Connie's eyes fluttered open. She looked up at Jesse for a moment, then moaned loudly.

"What's wrong?" Jesse knelt down on the bed and held a hand to her mother's forehead. "Are you sick?"

"Oh, God. I feel like I'm going to throw up." Connie sat up and put a hand over her mouth. "The last thing I remember, someone was holding something to my face. The fumes were horrible. I passed out."

"What?"

"Yes." Connie glanced at the doorway. "Todd, could I have a drink of water?"

"Sure." He disappeared around the corner.

"Are you all right, Mom?"

"Other than my stomach, I'm fine." She smiled weakly. "I'm a tough old bird."
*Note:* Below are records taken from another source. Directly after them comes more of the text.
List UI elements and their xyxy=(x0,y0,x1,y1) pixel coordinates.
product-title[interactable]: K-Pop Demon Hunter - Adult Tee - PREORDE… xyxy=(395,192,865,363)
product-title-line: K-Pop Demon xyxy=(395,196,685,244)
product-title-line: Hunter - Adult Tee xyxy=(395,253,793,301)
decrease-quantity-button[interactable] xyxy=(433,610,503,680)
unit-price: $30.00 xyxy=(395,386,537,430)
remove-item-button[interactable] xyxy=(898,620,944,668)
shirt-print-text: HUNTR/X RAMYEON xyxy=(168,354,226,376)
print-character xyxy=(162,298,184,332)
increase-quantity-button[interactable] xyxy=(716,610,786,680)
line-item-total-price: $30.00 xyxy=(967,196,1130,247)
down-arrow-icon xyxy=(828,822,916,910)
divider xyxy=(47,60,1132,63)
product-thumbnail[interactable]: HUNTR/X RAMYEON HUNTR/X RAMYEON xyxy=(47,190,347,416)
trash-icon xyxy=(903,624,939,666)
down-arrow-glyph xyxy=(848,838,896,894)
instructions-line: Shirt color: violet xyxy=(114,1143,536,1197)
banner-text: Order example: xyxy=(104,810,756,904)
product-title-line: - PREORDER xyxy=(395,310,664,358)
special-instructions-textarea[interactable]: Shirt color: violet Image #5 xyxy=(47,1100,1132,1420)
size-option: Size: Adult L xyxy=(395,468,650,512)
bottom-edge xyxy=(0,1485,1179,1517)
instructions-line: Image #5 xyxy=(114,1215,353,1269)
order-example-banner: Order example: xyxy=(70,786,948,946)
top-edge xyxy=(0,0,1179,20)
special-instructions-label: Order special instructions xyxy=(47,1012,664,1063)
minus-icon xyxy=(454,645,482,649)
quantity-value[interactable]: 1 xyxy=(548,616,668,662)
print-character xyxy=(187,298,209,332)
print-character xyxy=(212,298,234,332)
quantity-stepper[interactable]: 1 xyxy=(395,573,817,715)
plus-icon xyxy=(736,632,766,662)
Todd returned quickly with the water and handed Connie the glass.

"Thanks, dear."

"Sure, Mrs. Schuman."

This on top of everything else, Jesse thought to herself. "It must have been a robbery. I didn't notice anything missing when we came in, but I wasn't looking, either. We'll have to . . ." Suddenly she stood up and raced from the room.

"Jess, what's the matter?" Todd called after her.

"I'll be right back!" Jesse sprinted down the hallway to her old room and yanked open the closet door. A wave of relief spread through her body when she saw the IRS bag exactly where she had left it. She reached up with both hands and pulled the bag down. Her fears were back instantly. The bag was much too light. She unzipped it and peered inside. Everything was gone. Whoever had attacked her mother had been here for one thing. The information in the bag.